# knit shop in La Jolla, CA



## marimom (Aug 27, 2011)

Does anyone out there know of a nice knit shop in or close to La Jolla, CA? I will be in the vicinity next week and I like to frequent lys's.


----------



## Gini_knits (Apr 3, 2013)

Try knitmap.com as they will show you all yarn/knit shops in the area


----------



## marimom (Aug 27, 2011)

thank you so much.



Gini_knits said:


> Try knitmap.com as they will show you all yarn/knit shops in the area


----------



## patocenizo (Jun 24, 2011)

I'd like to know if you come across one because we will be there in mid October.

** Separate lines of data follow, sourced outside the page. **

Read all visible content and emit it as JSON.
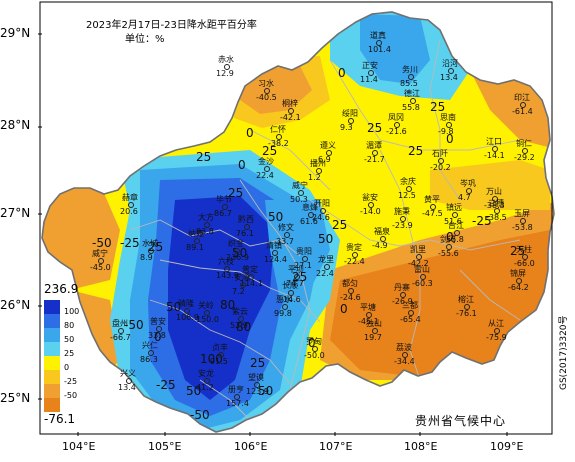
{
  "title": {
    "line1": "2023年2月17日-23日降水距平百分率",
    "line2": "单位：%"
  },
  "axes": {
    "lat_labels": [
      "29°N",
      "28°N",
      "27°N",
      "26°N",
      "25°N"
    ],
    "lon_labels": [
      "104°E",
      "105°E",
      "106°E",
      "107°E",
      "108°E",
      "109°E"
    ]
  },
  "legend": {
    "max": "236.9",
    "min": "-76.1",
    "ticks": [
      "100",
      "80",
      "50",
      "25",
      "0",
      "-25",
      "-50"
    ],
    "colors": [
      "#1530c8",
      "#2d6ee6",
      "#3aa6ec",
      "#5ad1ef",
      "#fff200",
      "#f8c81e",
      "#f0a030",
      "#e8821a"
    ]
  },
  "isolines": [
    "0",
    "25",
    "25",
    "25",
    "0",
    "25",
    "25",
    "0",
    "-25",
    "-50",
    "-50",
    "0",
    "25",
    "50",
    "80",
    "50",
    "25",
    "0",
    "25",
    "50",
    "100",
    "80",
    "-25",
    "-50",
    "0",
    "25",
    "50",
    "50",
    "-25",
    "0",
    "25",
    "0",
    "25",
    "50"
  ],
  "stations": [
    {
      "name": "道真",
      "value": "101.4"
    },
    {
      "name": "正安",
      "value": "11.4"
    },
    {
      "name": "务川",
      "value": "85.5"
    },
    {
      "name": "沿河",
      "value": "13.4"
    },
    {
      "name": "赤水",
      "value": "12.9"
    },
    {
      "name": "习水",
      "value": "-40.5"
    },
    {
      "name": "桐梓",
      "value": "-42.1"
    },
    {
      "name": "绥阳",
      "value": "9.3"
    },
    {
      "name": "凤冈",
      "value": "-21.6"
    },
    {
      "name": "德江",
      "value": "55.8"
    },
    {
      "name": "思南",
      "value": "-9.8"
    },
    {
      "name": "印江",
      "value": "-61.4"
    },
    {
      "name": "仁怀",
      "value": "-38.2"
    },
    {
      "name": "遵义",
      "value": "6.9"
    },
    {
      "name": "湄潭",
      "value": "-21.7"
    },
    {
      "name": "江口",
      "value": "-14.1"
    },
    {
      "name": "铜仁",
      "value": "-29.2"
    },
    {
      "name": "金沙",
      "value": "22.4"
    },
    {
      "name": "播州",
      "value": "1.2"
    },
    {
      "name": "石阡",
      "value": "-20.2"
    },
    {
      "name": "余庆",
      "value": "12.5"
    },
    {
      "name": "岑巩",
      "value": "4.7"
    },
    {
      "name": "万山",
      "value": "-38.3"
    },
    {
      "name": "威宁",
      "value": "50.3"
    },
    {
      "name": "赫章",
      "value": "20.6"
    },
    {
      "name": "毕节",
      "value": "86.7"
    },
    {
      "name": "大方",
      "value": "93.8"
    },
    {
      "name": "黔西",
      "value": "76.1"
    },
    {
      "name": "息烽",
      "value": "61.6"
    },
    {
      "name": "开阳",
      "value": "24.6"
    },
    {
      "name": "瓮安",
      "value": "-14.0"
    },
    {
      "name": "黄平",
      "value": "-47.5"
    },
    {
      "name": "施秉",
      "value": "-23.9"
    },
    {
      "name": "镇远",
      "value": "51.6"
    },
    {
      "name": "三穗",
      "value": "-38.5"
    },
    {
      "name": "玉屏",
      "value": "-53.8"
    },
    {
      "name": "天柱",
      "value": "-66.0"
    },
    {
      "name": "纳雍",
      "value": "89.1"
    },
    {
      "name": "织金",
      "value": "236.9"
    },
    {
      "name": "修文",
      "value": "33.7"
    },
    {
      "name": "清镇",
      "value": "124.4"
    },
    {
      "name": "贵阳",
      "value": "27.1"
    },
    {
      "name": "龙里",
      "value": "22.4"
    },
    {
      "name": "贵定",
      "value": "-22.4"
    },
    {
      "name": "福泉",
      "value": "-4.9"
    },
    {
      "name": "凯里",
      "value": "-42.2"
    },
    {
      "name": "剑河",
      "value": "-55.6"
    },
    {
      "name": "台江",
      "value": "55.8"
    },
    {
      "name": "雷山",
      "value": "-60.3"
    },
    {
      "name": "锦屏",
      "value": "-64.2"
    },
    {
      "name": "水城",
      "value": "8.9"
    },
    {
      "name": "六枝",
      "value": "143.9"
    },
    {
      "name": "普定",
      "value": "114.1"
    },
    {
      "name": "平坝",
      "value": "74.7"
    },
    {
      "name": "安顺",
      "value": "7.2"
    },
    {
      "name": "长顺",
      "value": "-14.6"
    },
    {
      "name": "都匀",
      "value": "-24.6"
    },
    {
      "name": "丹寨",
      "value": "-26.9"
    },
    {
      "name": "榕江",
      "value": "-76.1"
    },
    {
      "name": "盘州",
      "value": "-66.7"
    },
    {
      "name": "普安",
      "value": "33.8"
    },
    {
      "name": "晴隆",
      "value": "106.9"
    },
    {
      "name": "关岭",
      "value": "150.0"
    },
    {
      "name": "紫云",
      "value": "52.9"
    },
    {
      "name": "惠水",
      "value": "99.8"
    },
    {
      "name": "平塘",
      "value": "-45.1"
    },
    {
      "name": "独山",
      "value": "19.7"
    },
    {
      "name": "三都",
      "value": "-65.4"
    },
    {
      "name": "从江",
      "value": "-75.9"
    },
    {
      "name": "兴仁",
      "value": "86.3"
    },
    {
      "name": "贞丰",
      "value": "91.5"
    },
    {
      "name": "望谟",
      "value": "123.9"
    },
    {
      "name": "罗甸",
      "value": "-50.0"
    },
    {
      "name": "荔波",
      "value": "-34.4"
    },
    {
      "name": "兴义",
      "value": "13.4"
    },
    {
      "name": "安龙",
      "value": "41.2"
    },
    {
      "name": "册亨",
      "value": "157.4"
    },
    {
      "name": "威宁",
      "value": "-45.0"
    }
  ],
  "credit": "贵州省气候中心",
  "review_code": "GS(2017)3320号"
}
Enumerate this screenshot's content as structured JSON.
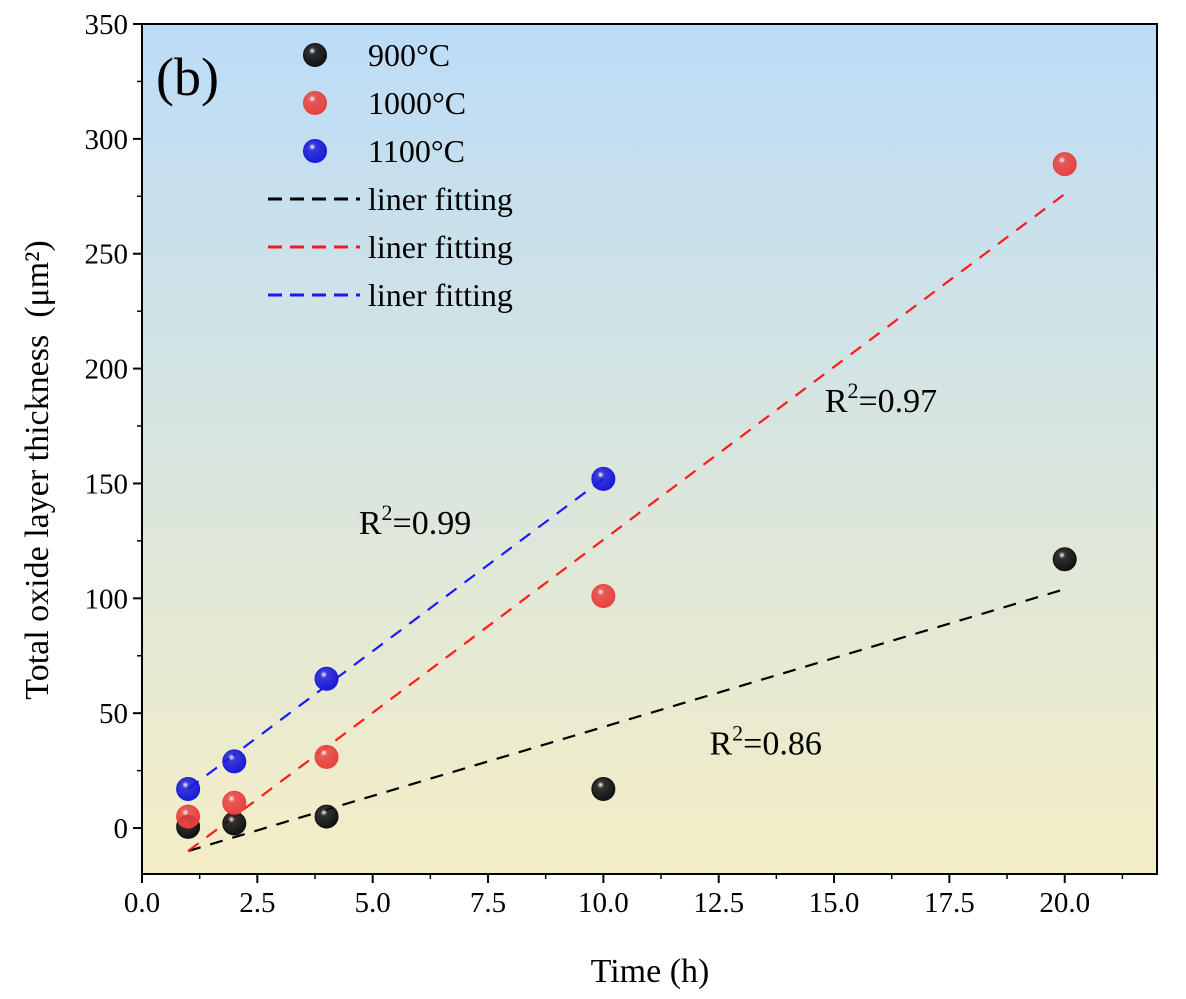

I'll be keeping my eye on this one post. Thanks.


marimom said:


> Does anyone out there know of a nice knit shop in or close to La Jolla, CA? I will be in the vicinity next week and I like to frequent lys's.


----------



## marimom (Aug 27, 2011)

I ended up using google and found few in the area; I will let you know if I get to any of them.


----------



## Merrilie (Aug 27, 2013)

The Needlecraft Cottage is a place we went last year while on vacation. It's near Pacific Beach. It has a nice selection and you should check out their selection of Baah Yarns


----------



## JudyK (Jul 4, 2012)

Merrilie is correct--Needlecraft Cottage in Pacific Beach is the closest yarn store to La Jolla. PB is just south of La Jolla. It is on Grand Ave, just a block east of the beach. It is run by some very nice and helpful women. There are 2 yarn stores in Encinitas, as well. Encinitas is up the coast about 15 miles and definitely worth a visit as it is a lovely beach town. The Black Sheep is on the main road, just north of the Self-Realization Fellowship Meditation Gardens, which should be a go-to place for all out of towers. It is a gorgeous garden overlooking the Pacific, and open free to the public. Common Threads is another Encinitas yarn store which has recently moved east a few miles. Enjoy your trip to our beautiful city!


----------



## Mollie (Feb 23, 2011)

Sorry I can't help you out. There's Black Sheep in Encinitas but that's north of La Jolla.


----------



## knit6purl6 (Apr 17, 2013)

Marimom, If you are going to be in San Diego between Sept 18 and Sept 21, there will be a yarn crawl which includes yarn stores and 2 alpaca ranches http://sandiegoyarncrawl.com/


----------



## marimom (Aug 27, 2011)

thanks to everyone who responded. as it goes, we went up to Julian on Sunday and found a little shop there. since I believe in supporting lys, I purchased a ball of yarn there. selection was slim.


----------



## marimom (Aug 27, 2011)

I read about the yarn crawl but will be home in Tucson by then. thanks anyway.


----------



## marimom (Aug 27, 2011)

big change in plans; lucky me. dh gave me a credit card and drove me to the black sheep yesterday on our way to seal beach. what a store size and yarn wise. spent $$$ and have exquisite yarn for a shawl that I could never have found in Tucson, yarn for a baby cardi and a ball of sock yarn that they do sell in Tucson.
so I thank you (and my dh thanks you)!



JudyK said:


> Merrilie is correct--Needlecraft Cottage in Pacific Beach is the closest yarn store to La Jolla. PB is just south of La Jolla. It is on Grand Ave, just a block east of the beach. It is run by some very nice and helpful women. There are 2 yarn stores in Encinitas, as well. Encinitas is up the coast about 15 miles and definitely worth a visit as it is a lovely beach town. The Black Sheep is on the main road, just north of the Self-Realization Fellowship Meditation Gardens, which should be a go-to place for all out of towers. It is a gorgeous garden overlooking the Pacific, and open free to the public. Common Threads is another Encinitas yarn store which has recently moved east a few miles. Enjoy your trip to our beautiful city!


----------